Akwet (Tham Kian Kwet) paling jangkung diantara kami, sering di panggil Kolo Kwet (si jangkung) di kampung. Di kampung orang sering dikasih nama lain berhubungan dengan fisik, karakter atau bisa apa aja.  Akwet memilih kembali ke kampung setelah merantau sekian lama di Lampung dan Jakarta, berkeluarga dan membantu usaha orang-tuanya, dan merawat mereka di hari tua mereka. Akwet yang aku kenal adalah seorang penyabar, menjadi pengingat dan penyeimbang saat kelakuan kami yang kadang nakal di luar batas. Setiap mudik, aku selalu mencari Akwet untuk bercerita disela kesibukan dia dengan keluarga dan usahanya. Akwet sempat menemani aku jalan-jalan ke kampung Pangkal Niur di tahun 2015 mencari teman-teman kecilku waktu tinggal disana.

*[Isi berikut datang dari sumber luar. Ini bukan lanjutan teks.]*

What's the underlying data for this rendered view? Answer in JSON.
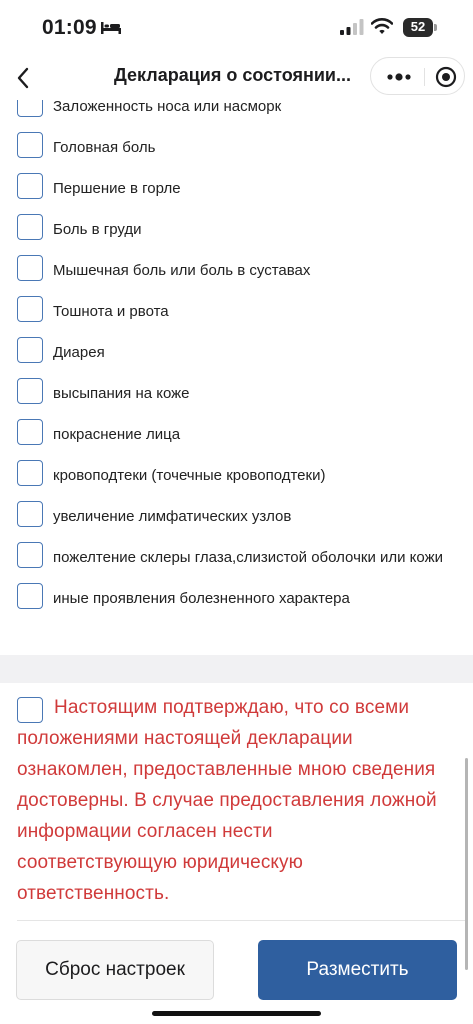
{
  "status_bar": {
    "time": "01:09",
    "battery": "52",
    "battery_level": 0.52,
    "icons": [
      "bed-icon",
      "signal-icon",
      "wifi-icon",
      "battery-icon"
    ]
  },
  "header": {
    "title": "Декларация о состоянии...",
    "icons": [
      "chevron-left-icon",
      "more-dots-icon",
      "close-circle-icon"
    ]
  },
  "symptoms": [
    {
      "label": "Заложенность носа или насморк",
      "checked": false
    },
    {
      "label": "Головная боль",
      "checked": false
    },
    {
      "label": "Першение в горле",
      "checked": false
    },
    {
      "label": "Боль в груди",
      "checked": false
    },
    {
      "label": "Мышечная боль или боль в суставах",
      "checked": false
    },
    {
      "label": "Тошнота и рвота",
      "checked": false
    },
    {
      "label": "Диарея",
      "checked": false
    },
    {
      "label": "высыпания на коже",
      "checked": false
    },
    {
      "label": "покраснение лица",
      "checked": false
    },
    {
      "label": "кровоподтеки (точечные кровоподтеки)",
      "checked": false
    },
    {
      "label": "увеличение лимфатических узлов",
      "checked": false
    },
    {
      "label": "пожелтение склеры глаза,слизистой оболочки или кожи",
      "checked": false
    },
    {
      "label": "иные проявления болезненного характера",
      "checked": false
    }
  ],
  "confirmation": {
    "text": "Настоящим подтверждаю, что со всеми положениями настоящей декларации ознакомлен, предоставленные мною сведения достоверны. В случае предоставления ложной информации согласен нести соответствующую юридическую ответственность.",
    "checked": false,
    "color": "#d03a3a"
  },
  "actions": {
    "reset_label": "Сброс настроек",
    "submit_label": "Разместить"
  },
  "colors": {
    "accent": "#2f5f9f",
    "checkbox_border": "#4a78b5",
    "warning_text": "#d03a3a"
  }
}
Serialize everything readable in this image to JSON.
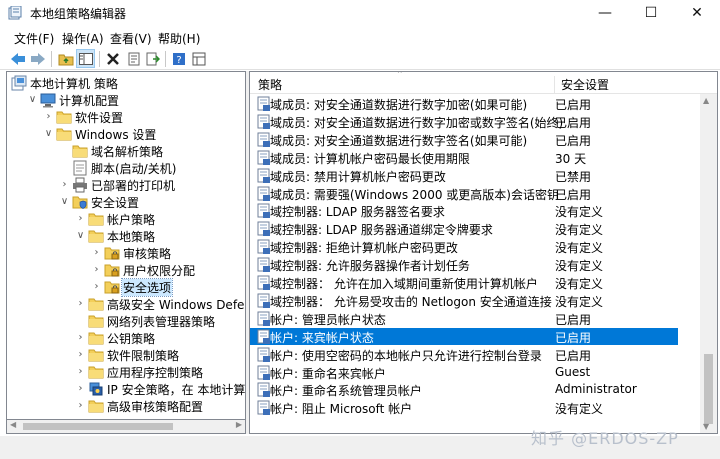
{
  "window": {
    "title": "本地组策略编辑器",
    "minimize": "—",
    "maximize": "☐",
    "close": "✕"
  },
  "menu": [
    {
      "label": "文件(F)"
    },
    {
      "label": "操作(A)"
    },
    {
      "label": "查看(V)"
    },
    {
      "label": "帮助(H)"
    }
  ],
  "toolbar": [
    "back-icon",
    "forward-icon",
    "folder-up-icon",
    "show-hide-tree-icon",
    "delete-icon",
    "properties-icon",
    "export-icon",
    "help-icon",
    "view-icon"
  ],
  "tree": [
    {
      "label": "本地计算机 策略",
      "level": 0,
      "exp": "",
      "icon": "computer-policy-icon"
    },
    {
      "label": "计算机配置",
      "level": 1,
      "exp": "∨",
      "icon": "computer-icon"
    },
    {
      "label": "软件设置",
      "level": 2,
      "exp": "›",
      "icon": "folder-icon"
    },
    {
      "label": "Windows 设置",
      "level": 2,
      "exp": "∨",
      "icon": "folder-icon"
    },
    {
      "label": "域名解析策略",
      "level": 3,
      "exp": "",
      "icon": "folder-icon"
    },
    {
      "label": "脚本(启动/关机)",
      "level": 3,
      "exp": "",
      "icon": "script-icon"
    },
    {
      "label": "已部署的打印机",
      "level": 3,
      "exp": "›",
      "icon": "printer-icon"
    },
    {
      "label": "安全设置",
      "level": 3,
      "exp": "∨",
      "icon": "security-icon"
    },
    {
      "label": "帐户策略",
      "level": 4,
      "exp": "›",
      "icon": "folder-icon"
    },
    {
      "label": "本地策略",
      "level": 4,
      "exp": "∨",
      "icon": "folder-icon"
    },
    {
      "label": "审核策略",
      "level": 5,
      "exp": "›",
      "icon": "lock-folder-icon"
    },
    {
      "label": "用户权限分配",
      "level": 5,
      "exp": "›",
      "icon": "lock-folder-icon"
    },
    {
      "label": "安全选项",
      "level": 5,
      "exp": "›",
      "icon": "lock-folder-icon",
      "selected": true
    },
    {
      "label": "高级安全 Windows Defende",
      "level": 4,
      "exp": "›",
      "icon": "folder-icon"
    },
    {
      "label": "网络列表管理器策略",
      "level": 4,
      "exp": "",
      "icon": "folder-icon"
    },
    {
      "label": "公钥策略",
      "level": 4,
      "exp": "›",
      "icon": "folder-icon"
    },
    {
      "label": "软件限制策略",
      "level": 4,
      "exp": "›",
      "icon": "folder-icon"
    },
    {
      "label": "应用程序控制策略",
      "level": 4,
      "exp": "›",
      "icon": "folder-icon"
    },
    {
      "label": "IP 安全策略，在 本地计算机",
      "level": 4,
      "exp": "›",
      "icon": "ipsec-icon"
    },
    {
      "label": "高级审核策略配置",
      "level": 4,
      "exp": "›",
      "icon": "folder-icon"
    }
  ],
  "list": {
    "col_policy": "策略",
    "col_setting": "安全设置",
    "rows": [
      {
        "policy": "域成员: 对安全通道数据进行数字加密(如果可能)",
        "setting": "已启用"
      },
      {
        "policy": "域成员: 对安全通道数据进行数字加密或数字签名(始终)",
        "setting": "已启用"
      },
      {
        "policy": "域成员: 对安全通道数据进行数字签名(如果可能)",
        "setting": "已启用"
      },
      {
        "policy": "域成员: 计算机帐户密码最长使用期限",
        "setting": "30 天"
      },
      {
        "policy": "域成员: 禁用计算机帐户密码更改",
        "setting": "已禁用"
      },
      {
        "policy": "域成员: 需要强(Windows 2000 或更高版本)会话密钥",
        "setting": "已启用"
      },
      {
        "policy": "域控制器: LDAP 服务器签名要求",
        "setting": "没有定义"
      },
      {
        "policy": "域控制器: LDAP 服务器通道绑定令牌要求",
        "setting": "没有定义"
      },
      {
        "policy": "域控制器: 拒绝计算机帐户密码更改",
        "setting": "没有定义"
      },
      {
        "policy": "域控制器: 允许服务器操作者计划任务",
        "setting": "没有定义"
      },
      {
        "policy": "域控制器：  允许在加入域期间重新使用计算机帐户",
        "setting": "没有定义"
      },
      {
        "policy": "域控制器：  允许易受攻击的 Netlogon 安全通道连接",
        "setting": "没有定义"
      },
      {
        "policy": "帐户: 管理员帐户状态",
        "setting": "已启用"
      },
      {
        "policy": "帐户: 来宾帐户状态",
        "setting": "已启用",
        "selected": true
      },
      {
        "policy": "帐户: 使用空密码的本地帐户只允许进行控制台登录",
        "setting": "已启用"
      },
      {
        "policy": "帐户: 重命名来宾帐户",
        "setting": "Guest"
      },
      {
        "policy": "帐户: 重命名系统管理员帐户",
        "setting": "Administrator"
      },
      {
        "policy": "帐户: 阻止 Microsoft 帐户",
        "setting": "没有定义"
      }
    ]
  },
  "watermark": "知乎 @ERDOS-ZP",
  "colors": {
    "selection": "#0078d7",
    "tree_selection": "#cce8ff"
  }
}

Achion (Tham Khin Chion) masih sepupuan dengan Akwet, berkarakter keras  dan tegas. Nama kecilnya (nickname) Phulu Chion (tempat air bentuk labu yang sering terlihat di filim silat klasik).  Entah bagaimana dia bisa dapat nama ini. Achion boleh dibilang adalah kepala ‘gang’ kami. Kini dia bekerja dan bersama keluarga tinggal di Bekasi. Sama dengan Ajau, Achion sempat merantau di Palembang di tahun 80-an bekerja di tempat paman Ajau di industri rumah tangga pembuatan kerupuk. Achion datang ke resepsi pernikahanku di Palembang di tahun 1995 saat dia sudah di Jakarta. Aku sempat mencari dia di rumahnya di Bekasi sekitar tahun 2010-an. Terakhir ketemu di 2015 di Bangka.

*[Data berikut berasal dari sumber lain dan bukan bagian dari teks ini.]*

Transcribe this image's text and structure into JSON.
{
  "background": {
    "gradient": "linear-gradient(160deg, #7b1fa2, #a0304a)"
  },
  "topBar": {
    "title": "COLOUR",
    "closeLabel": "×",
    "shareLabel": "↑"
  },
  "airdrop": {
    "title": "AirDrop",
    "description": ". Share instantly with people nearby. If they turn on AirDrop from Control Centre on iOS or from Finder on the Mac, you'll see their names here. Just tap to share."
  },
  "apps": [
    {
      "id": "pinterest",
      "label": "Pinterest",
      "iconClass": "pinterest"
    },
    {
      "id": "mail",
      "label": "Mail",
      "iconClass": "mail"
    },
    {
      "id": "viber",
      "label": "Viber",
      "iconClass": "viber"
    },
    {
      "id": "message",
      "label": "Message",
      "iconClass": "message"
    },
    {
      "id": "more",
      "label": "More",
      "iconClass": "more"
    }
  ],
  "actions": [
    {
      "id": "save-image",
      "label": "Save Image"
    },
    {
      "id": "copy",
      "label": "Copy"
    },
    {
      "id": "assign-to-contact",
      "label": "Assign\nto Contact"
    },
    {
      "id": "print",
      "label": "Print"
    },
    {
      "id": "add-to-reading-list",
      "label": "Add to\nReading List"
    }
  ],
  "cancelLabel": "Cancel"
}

Akiu atau Fo Kiu, (Jong Kiu Su) seorang yang flamboyan, boleh dibilang Don Juan-nya kampung Lumut, melengkapi ‘kedigdayaan’ gang kami di kampung. Akiu sekelas waktu di kelas 6 SD. Akiu yang paling duluan merantau diantara kami, saya lupa tahun berapa, tapi mungkin sekitar tahun1981. Seingat aku, dia bekerja perusahaan pembuatan tas di waktu awal merantau di Jakarta. Di awal-awal merantau, Akiu masih sering mudik waktu hari raya seperti Imlek. Kami semua berkumpul dan jalan-jalan ala pemuda kampung waktu itu. Akiu pernah mengalami satu kecelakaan motor di tikungan tajam Batu Tunu, Belinyu, sekitar tahun 1983-an, Sekarang tinggal di Depok bersama keluarga. Sudah 15 tahun lebih kami tidak pernah bertemu.

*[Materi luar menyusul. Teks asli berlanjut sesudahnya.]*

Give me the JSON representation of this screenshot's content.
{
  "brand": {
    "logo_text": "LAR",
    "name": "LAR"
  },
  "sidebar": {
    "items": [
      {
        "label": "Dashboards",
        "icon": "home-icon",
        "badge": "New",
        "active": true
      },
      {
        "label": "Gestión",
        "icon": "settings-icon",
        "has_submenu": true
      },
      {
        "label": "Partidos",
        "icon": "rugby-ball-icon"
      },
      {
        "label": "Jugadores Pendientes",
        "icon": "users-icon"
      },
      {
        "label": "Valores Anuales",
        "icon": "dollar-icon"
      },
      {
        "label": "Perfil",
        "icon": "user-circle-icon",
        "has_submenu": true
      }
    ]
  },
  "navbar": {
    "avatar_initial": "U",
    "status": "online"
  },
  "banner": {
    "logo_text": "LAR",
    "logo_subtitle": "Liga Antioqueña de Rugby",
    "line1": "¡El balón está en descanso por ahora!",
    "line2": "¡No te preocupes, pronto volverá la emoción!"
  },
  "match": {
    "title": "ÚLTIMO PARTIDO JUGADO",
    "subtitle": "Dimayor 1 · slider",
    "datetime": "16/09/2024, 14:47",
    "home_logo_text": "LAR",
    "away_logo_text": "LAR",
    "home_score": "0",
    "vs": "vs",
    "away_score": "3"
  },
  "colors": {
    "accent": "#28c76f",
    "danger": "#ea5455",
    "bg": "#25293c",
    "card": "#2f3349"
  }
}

Akong (Cong Sun Kong) seorang yang periang, punya banyak ide dan pintar melucu, suka meniru tingkah laku orang lain untuk candaan. Nicknamenya Bu Kong (si hitam), nggak hitam-hitam amat sih. Akong juga memilih pulang kampung setelah sekian lama merantau di Jakarta, berkeluarga dan merawat orangtua hingga akhir hayat mereka. Setiap mudik aku selalu mencari dia dan Akwet untuk bercerita.

Bagaimana kesan mereka tentang aku? Entahlah. Itu tidaklah penting. Oh ya, dulu saya pernah dipangil dengan Botak Hung (si Botak). Aku sendiri nggak tahu atau ingat kenapa dipanggil si botak, tidak pernah ingat kalau pernah botak pada waktu kecil. Rambut akupun lebat sampai sekarang, hanya mulai memutih. Sejauh ini, hanya pernah botak sekali di kemudian hari saat menjalani pelatihan pabbajja samanera (novice monk) di tahun 1991 di Kotabumi.

WhatsApp Image 2020-05-17 at 2.45.49 PM (1)
Formasi lengkap di Whatsapp Chat 17 Mei: Akong, Achion, Akwet, Ajau, Akiu, dan aku.

Masing-masing kami menjalani kehidupan dengan semua liku-liku kehidupannya. Seperti hakekat semua hal, tidak ada yang tetap, semuanya berubah.  Persahabatan inipun tidak selamanya mulus, ada kerenggangan di satu masa karena masalah pribadi. Namun terakhir mencair dan kembali membaik. Ada kebesaran hati disana, untuk menerima dan melepas. Aku sendiri kagum dengan kebesaran hati yang ditunjukkan, sungguh tidak ringan. Rasanya kami sudah cukup berumur untuk memahami banyak pelajaran dari kehidupan, dan terus belajar darinya.

Kami tidak pernah saling membandingkan ‘pencapaian atau keberhasilan’ masing-masing. Semua punya perjalanan unik masing-masing yang tidak bisa saling diperbandingkan. Kami masih tetap bersahabat setelah sekian puluh tahun, dengan cara unik kami. Bagiku persahabatan sejati memang seharusnya tidak mengikat tapi membebaskan; hanya ada ketulusan, perhatian dan saling memahami.

Setiap kali bercerita, selalu ada kerinduan akan kampung halaman dan keinginan untuk suatu saat berkumpul di kampung.